We publish a text by the Women’s Strike Assembly on the childcare workers’ strikes in UK, that have been going on for weeks now. Childcare workers’ strikes are essential, as essential is their work! Let’s join forces together for the essential strike towards March 8th (read EAST manifesto here and join our public assembly towards 8M:

In the UK, 80% of nurseries are now run by private companies, and the private sector is controlled by multinational corporations, that run around 50-60% of the market. These big super-chain companies are some of the only early years providers that are making a profit out of childcare. Public funding for early years is no where near enough to provide quality care. Because of decades of underfunding, child-care in UK is one of the most expensive in Europe for parents, and at the same time for the workers it’s a minimum wage job.

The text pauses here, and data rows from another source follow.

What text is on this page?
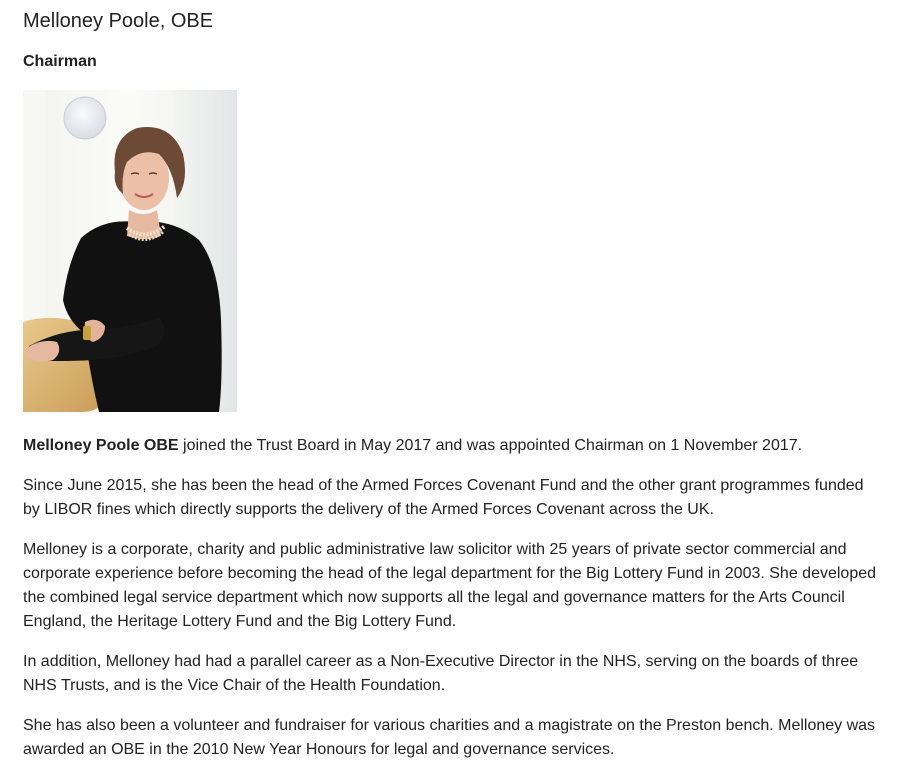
Melloney Poole, OBE
Chairman

Melloney Poole OBE joined the Trust Board in May 2017 and was appointed Chairman on 1 November 2017.

Since June 2015, she has been the head of the Armed Forces Covenant Fund and the other grant programmes funded by LIBOR fines which directly supports the delivery of the Armed Forces Covenant across the UK.

Melloney is a corporate, charity and public administrative law solicitor with 25 years of private sector commercial and corporate experience before becoming the head of the legal department for the Big Lottery Fund in 2003. She developed the combined legal service department which now supports all the legal and governance matters for the Arts Council England, the Heritage Lottery Fund and the Big Lottery Fund.

In addition, Melloney had had a parallel career as a Non-Executive Director in the NHS, serving on the boards of three NHS Trusts, and is the Vice Chair of the Health Foundation.

She has also been a volunteer and fundraiser for various charities and a magistrate on the Preston bench. Melloney was awarded an OBE in the 2010 New Year Honours for legal and governance services.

In the UK, right now, Covid-19 cases are skyrocketing, but the government continues to keep nurseries open, even as their own evidence shows them to be large transmission sites, with huge risks for the childcare workers and families.

Childcare work is considered essential and yet is devalued and invisible in so many ways.

Childcare work is considered essential and yet childcare remains open to the whole community, and is devalued and invisible in so many ways. Too many childcare workers are getting infected by Covid-19. This situation only benefits middle-class parents, who are able to pay the huge fees for the private nurseries, and obviously it benefits the companies continuing to make profit on the shoulders of childcare workers’ life. Some even consider it a feminist victory to keep nurseries open, forgetting all those women everyday risking their life on a minimum wage job.

The UK has restrictive and reactionary industrial relations laws that make striking increasingly difficult. As a result of Covid-19, workers now have access to health and safety law, in particular many childcare workers are using Section 44 of the Health and Safety Act to refuse unsafe work and say that they are not willing to sacrifice their safety on the altar of private childcare super-chains’ profits. Using Section 44, they have organized collective walkouts in settings across the UK, following the example of teachers who were able collectively pressured government to close all primary schools in early Jan. @United voices of the world has been supporting this fight, with more and more childcare workers joining the union each day, and they are not as invisible in the public debate as they used to be. Thanks to their everyday fight, their voices are now heard.

But their fight is not over: the number of children per childcare worker urgently needs to be reduced, they should be equipped with the right protective equipment, they should be vaccinated, they should have paid sick leave. The childcare workers strikes are essential and they are going on! Workers in the elder care sector also took action last week with their first strike. Workers at Sage Nursing home in London are getting ready for a second strike, which will take place from the 4th to the 8th of February.